Due at the start of class Wednesday, June 25, 2008.

Problem 1. Consider an array of size eight with the numbers 50, 70 , 10 , 20 , 60 , 40 , 80 , 30. Assume you execute quicksort using the version of partition from CLRS.

(a) What is the array after the first partition. How many comparisons did you use? How many exchanges? (b) Show the left side after the next partition. How many comparisons did you use? How many exchanges? (c) Show the right side after the next partition on that side. How many comparisons did you use? How many exchanges? (d) What is the total number of comparisons in the entire algorithm? What is the total number of exchanges in the entire algorithm?

Problem 2. Assume you execute quicksort using the version of partition from CLRS.

(a) What is the fewest exchanges that the algorithm will execute for an input of size n. (b) Give an example with n = 8.

Problem 3. Write an algorithm Partition(A,p,r,s) to partition array A from p to r based on element A[s], using exactly r − p comparisons and r − p + O(1) moves. The element A[s] should end up in its proper sorted location after partitioning.

Problem 4. A carnival game consists of three dice in a cage.

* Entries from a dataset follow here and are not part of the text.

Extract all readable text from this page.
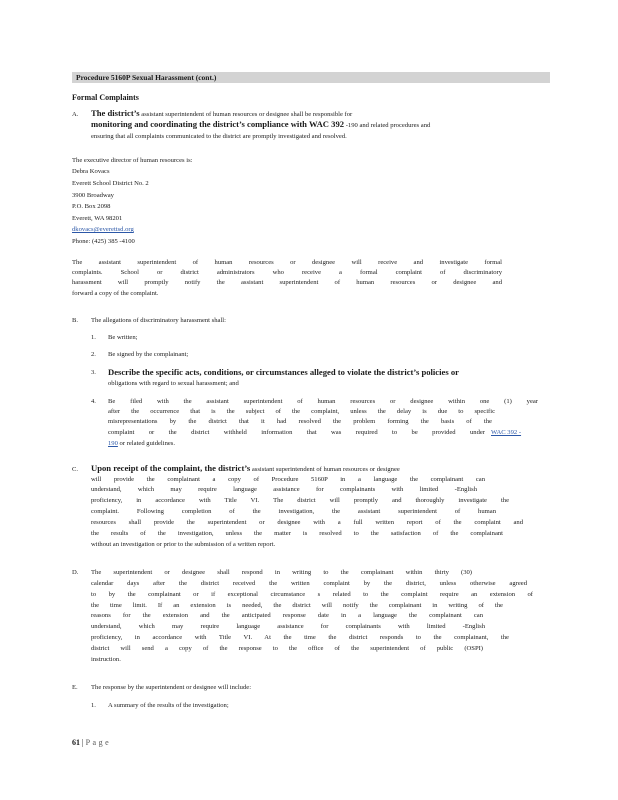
Procedure 5160P Sexual Harassment (cont.)
Formal Complaints
A. The district’s assistant superintendent of human resources or designee shall be responsible for
monitoring and coordinating the district’s compliance with WAC 392 -190 and related procedures and
ensuring that all complaints communicated to the district are promptly investigated and resolved.
The executive director of human resources is:
Debra Kovacs
Everett School District No. 2
3900 Broadway
P.O. Box 2098
Everett, WA 98201
dkovacs@everettsd.org
Phone: (425) 385 -4100
The assistant superintendent of human resources or designee will receive and investigate formal
complaints. School or district administrators who receive a formal complaint of discriminatory
harassment will promptly notify the assistant superintendent of human resources or designee and
forward a copy of the complaint.
B. The allegations of discriminatory harassment shall:
1. Be written;
2. Be signed by the complainant;
3. Describe the specific acts, conditions, or circumstances alleged to violate the district’s policies or
obligations with regard to sexual harassment; and
4. Be filed with the assistant superintendent of human resources or designee within one (1) year
after the occurrence that is the subject of the complaint, unless the delay is due to specific
misrepresentations by the district that it had resolved the problem forming the basis of the
complaint or the district withheld information that was required to be provided under WAC 392 -
190 or related guidelines.
C. Upon receipt of the complaint, the district’s assistant superintendent of human resources or designee
will provide the complainant a copy of Procedure 5160P in a language the complainant can
understand, which may require language assistance for complainants with limited -English
proficiency, in accordance with Title VI. The district will promptly and thoroughly investigate the
complaint. Following completion of the investigation, the assistant superintendent of human
resources shall provide the superintendent or designee with a full written report of the complaint and
the results of the investigation, unless the matter is resolved to the satisfaction of the complainant
without an investigation or prior to the submission of a written report.
D. The superintendent or designee shall respond in writing to the complainant within thirty (30)
calendar days after the district received the written complaint by the district, unless otherwise agreed
to by the complainant or if exceptional circumstance s related to the complaint require an extension of
the time limit. If an extension is needed, the district will notify the complainant in writing of the
reasons for the extension and the anticipated response date in a language the complainant can
understand, which may require language assistance for complainants with limited -English
proficiency, in accordance with Title VI. At the time the district responds to the complainant, the
district will send a copy of the response to the office of the superintendent of public (OSPI)
instruction.
E. The response by the superintendent or designee will include:
1. A summary of the results of the investigation;
61 | Page
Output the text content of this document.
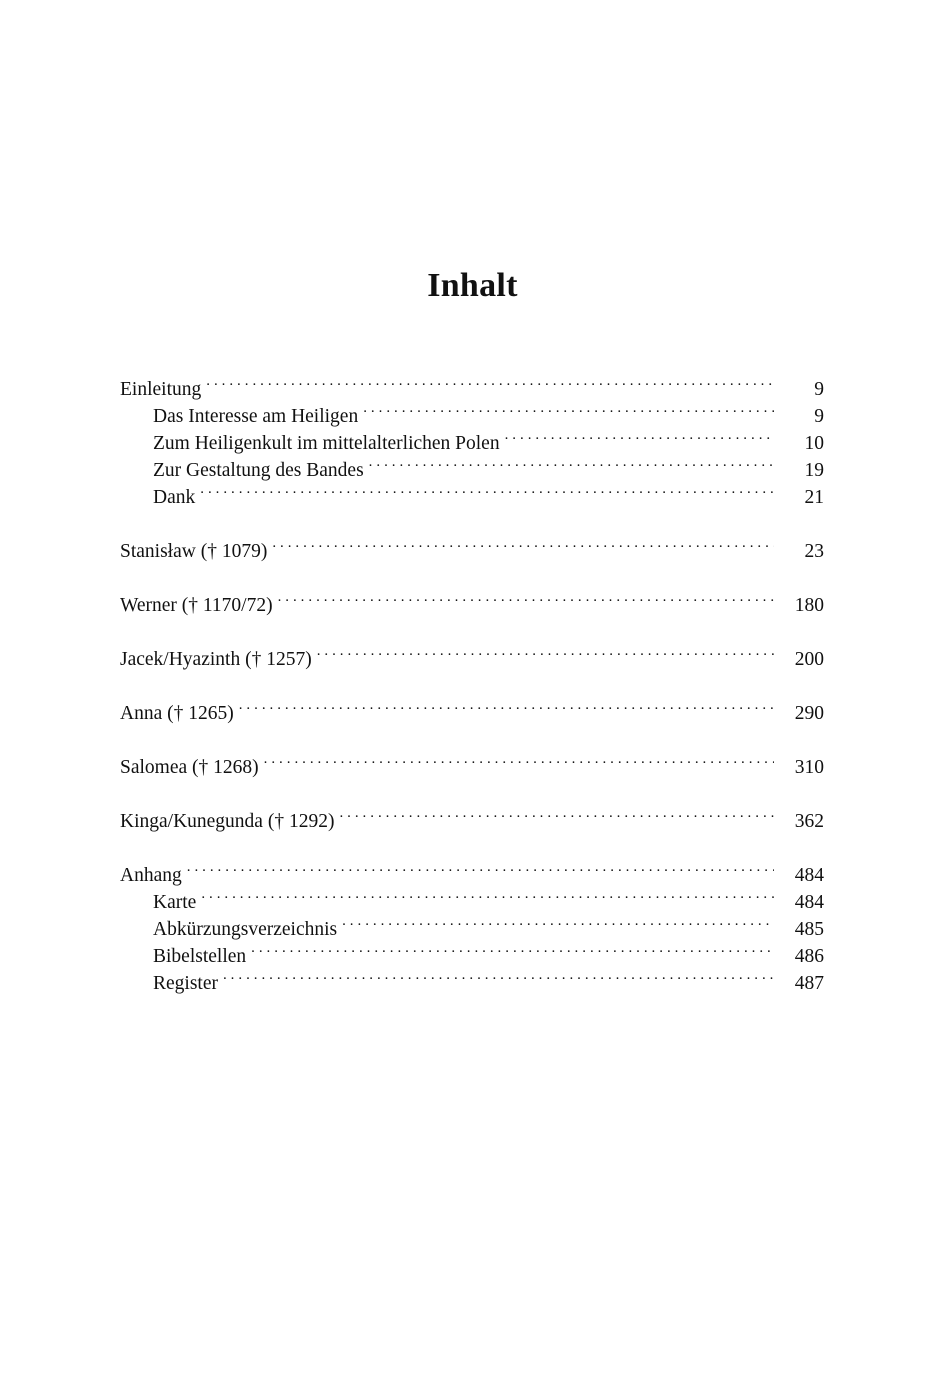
Inhalt
Einleitung . . .	9
Das Interesse am Heiligen . . .	9
Zum Heiligenkult im mittelalterlichen Polen . . .	10
Zur Gestaltung des Bandes . . .	19
Dank . . .	21
Stanisław († 1079) . . .	23
Werner († 1170/72) . . .	180
Jacek/Hyazinth († 1257) . . .	200
Anna († 1265) . . .	290
Salomea († 1268) . . .	310
Kinga/Kunegunda († 1292) . . .	362
Anhang . . .	484
Karte . . .	484
Abkürzungsverzeichnis . . .	485
Bibelstellen . . .	486
Register . . .	487
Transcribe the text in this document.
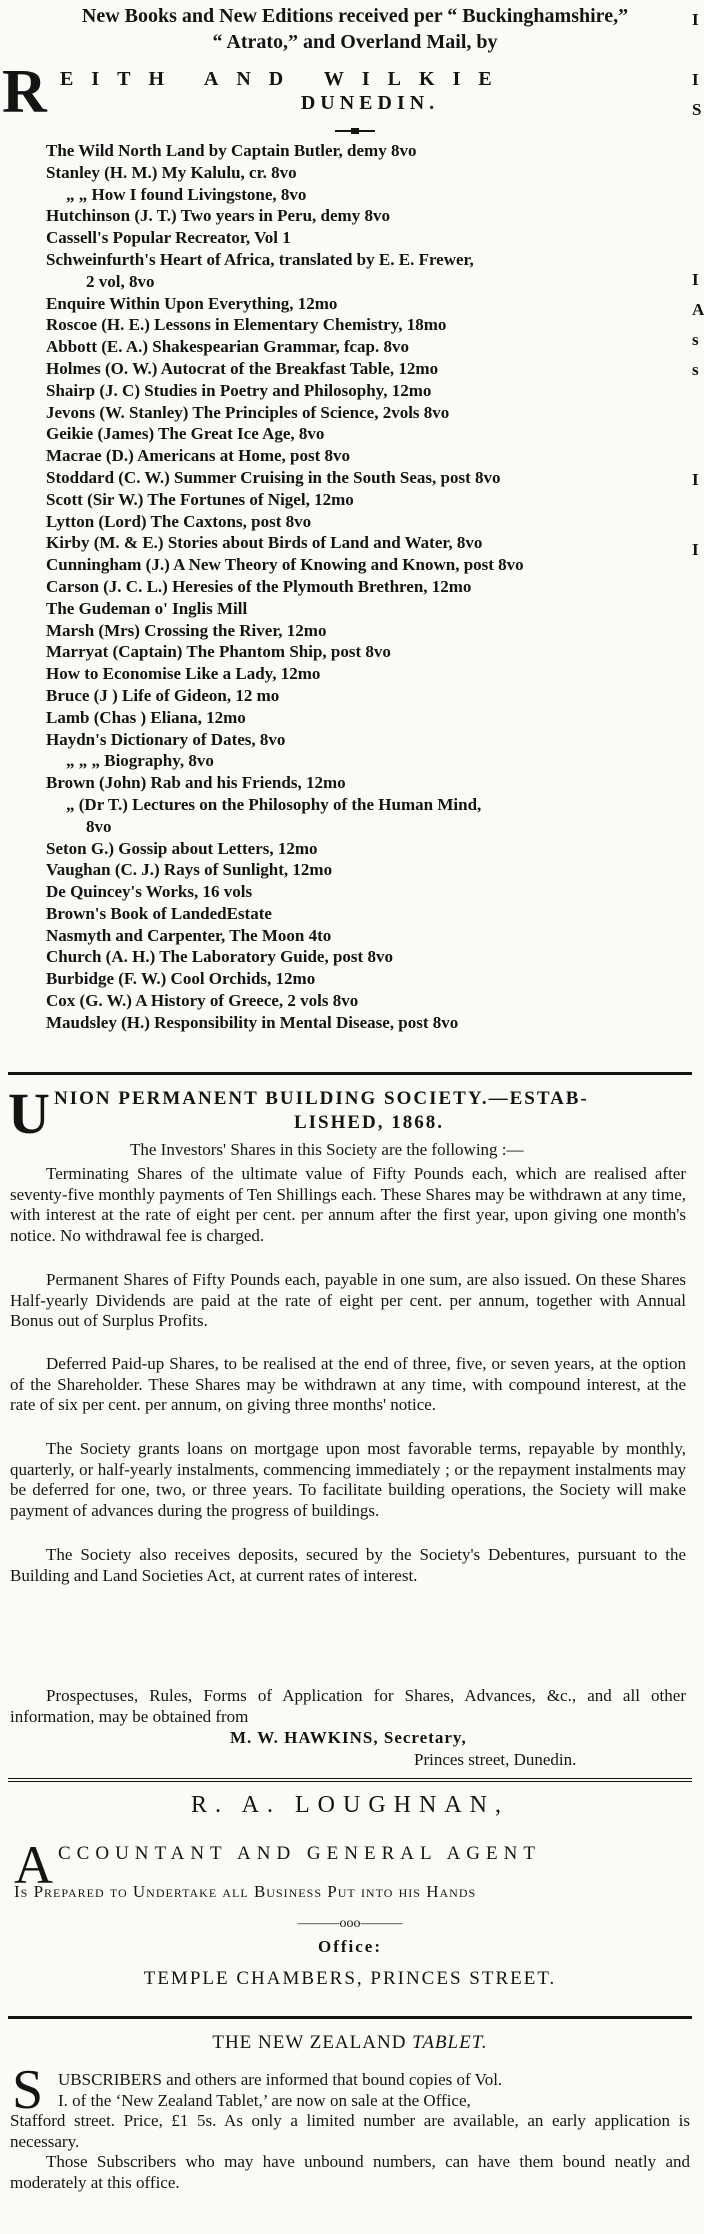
New Books and New Editions received per “ Buckinghamshire,”
“ Atrato,” and Overland Mail, by
R EITH AND WILKIE
DUNEDIN.
The Wild North Land by Captain Butler, demy 8vo
Stanley (H. M.) My Kalulu, cr. 8vo
„ „ How I found Livingstone, 8vo
Hutchinson (J. T.) Two years in Peru, demy 8vo
Cassell's Popular Recreator, Vol 1
Schweinfurth's Heart of Africa, translated by E. E. Frewer,
2 vol, 8vo
Enquire Within Upon Everything, 12mo
Roscoe (H. E.) Lessons in Elementary Chemistry, 18mo
Abbott (E. A.) Shakespearian Grammar, fcap. 8vo
Holmes (O. W.) Autocrat of the Breakfast Table, 12mo
Shairp (J. C) Studies in Poetry and Philosophy, 12mo
Jevons (W. Stanley) The Principles of Science, 2vols 8vo
Geikie (James) The Great Ice Age, 8vo
Macrae (D.) Americans at Home, post 8vo
Stoddard (C. W.) Summer Cruising in the South Seas, post 8vo
Scott (Sir W.) The Fortunes of Nigel, 12mo
Lytton (Lord) The Caxtons, post 8vo
Kirby (M. & E.) Stories about Birds of Land and Water, 8vo
Cunningham (J.) A New Theory of Knowing and Known, post 8vo
Carson (J. C. L.) Heresies of the Plymouth Brethren, 12mo
The Gudeman o' Inglis Mill
Marsh (Mrs) Crossing the River, 12mo
Marryat (Captain) The Phantom Ship, post 8vo
How to Economise Like a Lady, 12mo
Bruce (J ) Life of Gideon, 12 mo
Lamb (Chas ) Eliana, 12mo
Haydn's Dictionary of Dates, 8vo
„ „ „ Biography, 8vo
Brown (John) Rab and his Friends, 12mo
„ (Dr T.) Lectures on the Philosophy of the Human Mind,
8vo
Seton G.) Gossip about Letters, 12mo
Vaughan (C. J.) Rays of Sunlight, 12mo
De Quincey's Works, 16 vols
Brown's Book of LandedEstate
Nasmyth and Carpenter, The Moon 4to
Church (A. H.) The Laboratory Guide, post 8vo
Burbidge (F. W.) Cool Orchids, 12mo
Cox (G. W.) A History of Greece, 2 vols 8vo
Maudsley (H.) Responsibility in Mental Disease, post 8vo
U NION PERMANENT BUILDING SOCIETY.—ESTAB-
LISHED, 1868.
The Investors' Shares in this Society are the following :—
Terminating Shares of the ultimate value of Fifty Pounds each, which are realised after seventy-five monthly payments of Ten Shillings each. These Shares may be withdrawn at any time, with interest at the rate of eight per cent. per annum after the first year, upon giving one month's notice. No withdrawal fee is charged.
Permanent Shares of Fifty Pounds each, payable in one sum, are also issued. On these Shares Half-yearly Dividends are paid at the rate of eight per cent. per annum, together with Annual Bonus out of Surplus Profits.
Deferred Paid-up Shares, to be realised at the end of three, five, or seven years, at the option of the Shareholder. These Shares may be withdrawn at any time, with compound interest, at the rate of six per cent. per annum, on giving three months' notice.
The Society grants loans on mortgage upon most favorable terms, repayable by monthly, quarterly, or half-yearly instalments, commencing immediately ; or the repayment instalments may be deferred for one, two, or three years. To facilitate building operations, the Society will make payment of advances during the progress of buildings.
The Society also receives deposits, secured by the Society's Debentures, pursuant to the Building and Land Societies Act, at current rates of interest.
Prospectuses, Rules, Forms of Application for Shares, Advances, &c., and all other information, may be obtained from
M. W. HAWKINS, Secretary,
Princes street, Dunedin.
R. A. LOUGHNAN,
A CCOUNTANT AND GENERAL AGENT
Is Prepared to Undertake all Business Put into his Hands
———ooo———
Office:
TEMPLE CHAMBERS, PRINCES STREET.
THE NEW ZEALAND TABLET.
S UBSCRIBERS and others are informed that bound copies of Vol.
I. of the ‘New Zealand Tablet,’ are now on sale at the Office,
Stafford street. Price, £1 5s. As only a limited number are available, an early application is necessary.
Those Subscribers who may have unbound numbers, can have them bound neatly and moderately at this office.
I
I
S
I
A
s
s
I
I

A player can bet a dollar on any of the numbers 1 through 6. The cage is shaken, and the payoff is as follows. If the player’s number doesn’t appear on any of the dice, he loses his dollar. Otherwise if his number appears on exactly k of the three dice, for k = 1, 2 , 3, he keeps his dollar and wins k more dollars.

(a) What is his expected gain from playing the carnival game once? (b) What is the variance from playing the carnival game once? (c) What is the standard deviation from playing the carnival game once? (d) What are his expected gain, variance, and standard deviation from playing the carnival game n times?

Problem 5. Challenge problem. Consider the following recurrence that basically occurs from one of the recursive integer multiplication algorithms:

T (n) =

{ 4 T (⌈n/ 2 ⌉) + n if n > 1 0 if n = 1

Find at constant a such that T (n) = an^2 + O(n). Justify your answer.